Erin had her first taste of Safe Haven in April 2016, she tells of her unique experience.
Last weekend I went to a venue called Safe Haven in Camborne, Cornwall. A new friend I met told of the event. Inside I was reserved at first. I traditionally disliked events that involved dancing, clubs and the like. I always felt out of place and self conscious. But something inside told that voice to shut up. I had to say yes. I just had a feeling.
The closer the event came the more I began to feel excited for a weekend away. Friday came and I had a job interview in the morning, which was a great affirming experience to attend an interview as Erin. On the return to my house my road was blocked by police cars, while an irate looking scrap dealer surveyed the mess he had made of someone’s garden wall after not attaching a car properly to his truck before driving off!
I rushed to change and pack two bags before my friends arrived. I wondered if the number of police and people watching the wreck on the road would be an issue if my friends had not been out dressed in public, and I was a bit nervous myself.

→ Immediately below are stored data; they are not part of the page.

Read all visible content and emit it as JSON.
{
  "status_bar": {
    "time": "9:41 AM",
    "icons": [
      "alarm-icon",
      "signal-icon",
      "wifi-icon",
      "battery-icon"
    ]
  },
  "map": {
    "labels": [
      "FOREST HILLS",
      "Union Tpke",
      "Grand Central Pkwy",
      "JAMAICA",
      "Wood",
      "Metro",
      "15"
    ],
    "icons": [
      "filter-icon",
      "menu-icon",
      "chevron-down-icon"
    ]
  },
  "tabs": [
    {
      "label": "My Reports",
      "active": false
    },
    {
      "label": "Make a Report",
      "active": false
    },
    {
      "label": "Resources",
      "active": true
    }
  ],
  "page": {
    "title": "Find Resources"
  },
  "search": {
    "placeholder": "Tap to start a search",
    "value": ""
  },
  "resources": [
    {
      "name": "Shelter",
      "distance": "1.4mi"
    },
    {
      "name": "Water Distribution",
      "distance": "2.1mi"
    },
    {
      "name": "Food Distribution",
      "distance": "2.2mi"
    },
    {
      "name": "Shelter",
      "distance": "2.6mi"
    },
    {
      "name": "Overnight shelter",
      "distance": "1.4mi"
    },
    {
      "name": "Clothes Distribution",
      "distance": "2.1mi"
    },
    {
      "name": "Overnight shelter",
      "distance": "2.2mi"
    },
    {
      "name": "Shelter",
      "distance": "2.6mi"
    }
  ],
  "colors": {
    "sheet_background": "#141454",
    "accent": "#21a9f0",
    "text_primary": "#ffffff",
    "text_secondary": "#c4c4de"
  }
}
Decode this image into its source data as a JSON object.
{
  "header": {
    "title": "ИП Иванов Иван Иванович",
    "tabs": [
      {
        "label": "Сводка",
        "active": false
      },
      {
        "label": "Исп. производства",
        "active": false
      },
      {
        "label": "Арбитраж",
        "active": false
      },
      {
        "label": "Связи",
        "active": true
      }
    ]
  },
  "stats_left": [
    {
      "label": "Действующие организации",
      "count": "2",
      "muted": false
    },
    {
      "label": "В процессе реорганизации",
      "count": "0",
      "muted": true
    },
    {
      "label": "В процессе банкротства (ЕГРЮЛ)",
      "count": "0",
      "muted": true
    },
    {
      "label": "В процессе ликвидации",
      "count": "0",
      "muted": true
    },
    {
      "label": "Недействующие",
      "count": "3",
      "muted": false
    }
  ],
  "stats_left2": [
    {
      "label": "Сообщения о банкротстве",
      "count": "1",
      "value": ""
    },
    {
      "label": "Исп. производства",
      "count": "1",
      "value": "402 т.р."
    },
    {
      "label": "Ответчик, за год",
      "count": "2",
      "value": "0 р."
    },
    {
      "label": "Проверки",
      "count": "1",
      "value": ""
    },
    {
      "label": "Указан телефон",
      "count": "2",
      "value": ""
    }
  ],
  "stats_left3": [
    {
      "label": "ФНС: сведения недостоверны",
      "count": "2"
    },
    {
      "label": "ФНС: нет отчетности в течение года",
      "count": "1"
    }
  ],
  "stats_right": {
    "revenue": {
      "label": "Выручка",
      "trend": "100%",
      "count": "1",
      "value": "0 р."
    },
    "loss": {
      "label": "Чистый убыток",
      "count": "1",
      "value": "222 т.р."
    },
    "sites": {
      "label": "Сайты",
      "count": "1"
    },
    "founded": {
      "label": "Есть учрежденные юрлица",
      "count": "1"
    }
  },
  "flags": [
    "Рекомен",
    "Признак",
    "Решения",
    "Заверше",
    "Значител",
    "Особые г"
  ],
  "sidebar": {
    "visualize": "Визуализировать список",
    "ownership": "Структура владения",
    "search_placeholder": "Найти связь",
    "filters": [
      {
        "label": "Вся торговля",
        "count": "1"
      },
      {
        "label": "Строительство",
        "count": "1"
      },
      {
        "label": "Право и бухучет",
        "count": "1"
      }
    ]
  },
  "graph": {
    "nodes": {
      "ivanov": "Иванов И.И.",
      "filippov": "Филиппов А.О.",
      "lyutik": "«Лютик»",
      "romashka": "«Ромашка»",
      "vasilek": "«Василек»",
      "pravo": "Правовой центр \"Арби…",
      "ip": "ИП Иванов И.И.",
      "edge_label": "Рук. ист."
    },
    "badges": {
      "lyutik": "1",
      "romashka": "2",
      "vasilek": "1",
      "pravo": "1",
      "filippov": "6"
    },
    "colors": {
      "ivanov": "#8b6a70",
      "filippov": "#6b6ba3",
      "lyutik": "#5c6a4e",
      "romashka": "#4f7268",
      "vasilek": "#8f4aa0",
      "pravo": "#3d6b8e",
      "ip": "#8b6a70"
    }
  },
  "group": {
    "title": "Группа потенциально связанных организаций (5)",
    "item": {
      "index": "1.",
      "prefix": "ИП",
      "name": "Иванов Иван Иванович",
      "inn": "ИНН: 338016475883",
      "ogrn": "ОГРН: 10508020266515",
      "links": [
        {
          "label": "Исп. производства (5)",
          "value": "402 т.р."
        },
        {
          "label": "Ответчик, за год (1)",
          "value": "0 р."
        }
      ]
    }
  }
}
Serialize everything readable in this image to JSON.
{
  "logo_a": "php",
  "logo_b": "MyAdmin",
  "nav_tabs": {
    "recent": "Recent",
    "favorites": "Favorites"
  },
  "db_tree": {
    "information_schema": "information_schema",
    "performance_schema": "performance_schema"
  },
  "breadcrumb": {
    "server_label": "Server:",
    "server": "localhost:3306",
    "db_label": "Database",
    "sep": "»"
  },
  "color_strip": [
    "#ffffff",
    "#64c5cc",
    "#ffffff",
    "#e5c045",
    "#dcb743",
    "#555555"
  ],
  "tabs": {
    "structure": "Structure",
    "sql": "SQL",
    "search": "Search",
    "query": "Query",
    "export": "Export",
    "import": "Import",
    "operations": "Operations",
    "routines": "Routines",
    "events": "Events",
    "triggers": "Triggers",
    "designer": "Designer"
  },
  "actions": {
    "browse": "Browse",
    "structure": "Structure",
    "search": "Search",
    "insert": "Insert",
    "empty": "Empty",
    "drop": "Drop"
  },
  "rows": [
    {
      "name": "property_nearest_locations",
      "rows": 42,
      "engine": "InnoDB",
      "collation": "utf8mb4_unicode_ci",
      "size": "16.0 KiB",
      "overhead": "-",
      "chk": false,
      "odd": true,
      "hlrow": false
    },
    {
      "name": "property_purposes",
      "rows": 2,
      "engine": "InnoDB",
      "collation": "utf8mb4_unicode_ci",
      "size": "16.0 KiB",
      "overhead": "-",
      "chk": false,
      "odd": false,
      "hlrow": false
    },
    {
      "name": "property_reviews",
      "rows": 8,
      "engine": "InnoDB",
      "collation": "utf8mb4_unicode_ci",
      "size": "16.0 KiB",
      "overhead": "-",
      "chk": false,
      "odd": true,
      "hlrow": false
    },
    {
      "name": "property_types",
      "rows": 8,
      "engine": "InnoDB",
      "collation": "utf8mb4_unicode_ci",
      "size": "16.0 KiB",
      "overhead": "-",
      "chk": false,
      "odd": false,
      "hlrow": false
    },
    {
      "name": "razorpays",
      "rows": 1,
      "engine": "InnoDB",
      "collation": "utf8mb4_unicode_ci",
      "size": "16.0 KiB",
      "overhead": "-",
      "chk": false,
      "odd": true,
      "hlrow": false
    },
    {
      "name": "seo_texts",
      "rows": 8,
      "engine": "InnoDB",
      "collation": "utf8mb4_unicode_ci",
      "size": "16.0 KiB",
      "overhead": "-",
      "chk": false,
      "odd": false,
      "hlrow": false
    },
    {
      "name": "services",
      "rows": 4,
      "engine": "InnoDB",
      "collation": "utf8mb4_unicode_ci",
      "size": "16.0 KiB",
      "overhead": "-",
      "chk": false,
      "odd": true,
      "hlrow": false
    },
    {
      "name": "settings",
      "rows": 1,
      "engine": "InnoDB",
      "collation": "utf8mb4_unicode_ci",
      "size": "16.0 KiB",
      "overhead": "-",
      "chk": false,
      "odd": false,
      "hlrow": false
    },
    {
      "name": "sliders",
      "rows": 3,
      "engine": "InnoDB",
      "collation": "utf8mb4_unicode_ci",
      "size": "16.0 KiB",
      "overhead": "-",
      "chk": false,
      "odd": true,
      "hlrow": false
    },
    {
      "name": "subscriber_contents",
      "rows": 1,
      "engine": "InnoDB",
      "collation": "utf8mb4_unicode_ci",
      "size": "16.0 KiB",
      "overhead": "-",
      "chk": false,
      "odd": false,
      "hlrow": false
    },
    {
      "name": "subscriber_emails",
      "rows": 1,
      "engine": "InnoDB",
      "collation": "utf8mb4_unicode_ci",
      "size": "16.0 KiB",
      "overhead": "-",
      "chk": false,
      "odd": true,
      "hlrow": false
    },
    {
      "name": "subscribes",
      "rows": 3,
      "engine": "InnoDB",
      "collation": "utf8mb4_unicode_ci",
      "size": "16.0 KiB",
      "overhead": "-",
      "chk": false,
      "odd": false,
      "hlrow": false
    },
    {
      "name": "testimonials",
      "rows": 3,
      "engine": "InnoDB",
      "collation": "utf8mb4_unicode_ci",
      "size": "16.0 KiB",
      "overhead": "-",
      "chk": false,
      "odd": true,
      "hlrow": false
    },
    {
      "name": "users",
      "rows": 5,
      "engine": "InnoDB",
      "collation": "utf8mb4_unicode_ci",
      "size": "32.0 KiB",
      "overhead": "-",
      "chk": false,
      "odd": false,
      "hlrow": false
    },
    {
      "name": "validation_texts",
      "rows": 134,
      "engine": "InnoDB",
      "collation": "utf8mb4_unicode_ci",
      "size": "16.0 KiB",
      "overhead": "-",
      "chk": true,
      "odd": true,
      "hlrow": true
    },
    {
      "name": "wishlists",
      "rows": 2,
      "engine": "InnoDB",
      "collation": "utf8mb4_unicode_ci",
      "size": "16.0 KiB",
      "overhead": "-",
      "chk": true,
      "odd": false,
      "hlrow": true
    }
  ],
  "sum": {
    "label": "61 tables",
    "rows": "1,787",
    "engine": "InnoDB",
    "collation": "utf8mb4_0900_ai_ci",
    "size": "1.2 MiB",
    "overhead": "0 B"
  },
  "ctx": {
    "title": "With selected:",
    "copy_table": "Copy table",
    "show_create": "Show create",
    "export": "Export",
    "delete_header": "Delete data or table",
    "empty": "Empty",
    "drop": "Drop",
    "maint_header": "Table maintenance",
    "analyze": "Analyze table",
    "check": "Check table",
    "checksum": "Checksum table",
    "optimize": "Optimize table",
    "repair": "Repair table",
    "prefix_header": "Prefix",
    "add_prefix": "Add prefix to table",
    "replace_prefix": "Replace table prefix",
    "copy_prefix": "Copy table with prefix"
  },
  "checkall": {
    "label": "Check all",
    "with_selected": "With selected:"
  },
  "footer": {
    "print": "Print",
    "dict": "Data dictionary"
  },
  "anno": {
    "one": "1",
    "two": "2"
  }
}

Any concerns I had about getting attention from people of the road were quickly put to bed as I answered the door and my friend was there with her neon pink umbrella! Lets rock it I thought! All eyes on us! Fabulous!
We arrived at the venue, and I was nervous to meet everyone, and wanted to make a good impression. I baked a banana bread to share with everyone and was even nervous about that! We were greeted by Jackie et al. and already my nerves were eased. Inside, everyone was friendly. I was still a little nervous but everyone was nice, warm and welcoming. Soon we settled into our caravan and changed for the evening.
That evening I felt my guard and reservedness melt away. I was able to be at ease. We had a relaxed evening chatting, playing pool and having a drink. It was great to be around people who were going through a similar experience to myself in a normal, casual and sociable setting. That evening we danced the night away and I had an epiphany moment where I was finally just me, myself, relaxed and free.
The next day was revelatory. I was so relaxed, and there were no more doubtful or negative voices in my head. In such an accepting group of people I was able to be myself and see clearly who I am in a way I had not experienced before. Although I had already changed my name and transitioned on paper, I felt like I was able to be totally Erin for the first time here.
We lounged away in the sun during the day. That evening more people arrived and we had drinks and a lovely meal to start the evening off. Then the music came on and for the first time in my life I thought “I want to dance!”
Words scarcely do justice to the wonderfulness of Safe Haven. It was such a social, friendly, welcoming, hilarious and liberating experience to meet such genuine and friendly people that I cried on the Saturday night, overwhelmed.
I felt free. I felt like me. In that welcoming and accepting environment, without inhibition nor self-consciousness I was so at ease with myself, with who I am. I had no doubts as to my transition. I was simply Erin. I took this feeling away with me, and feel a new confidence to face the outside world.
To anyone thinking about coming along to a future event I say that there is nothing to fear from anyone there. You couldn’t find a nicer bunch! Accepting of anyone and everyone.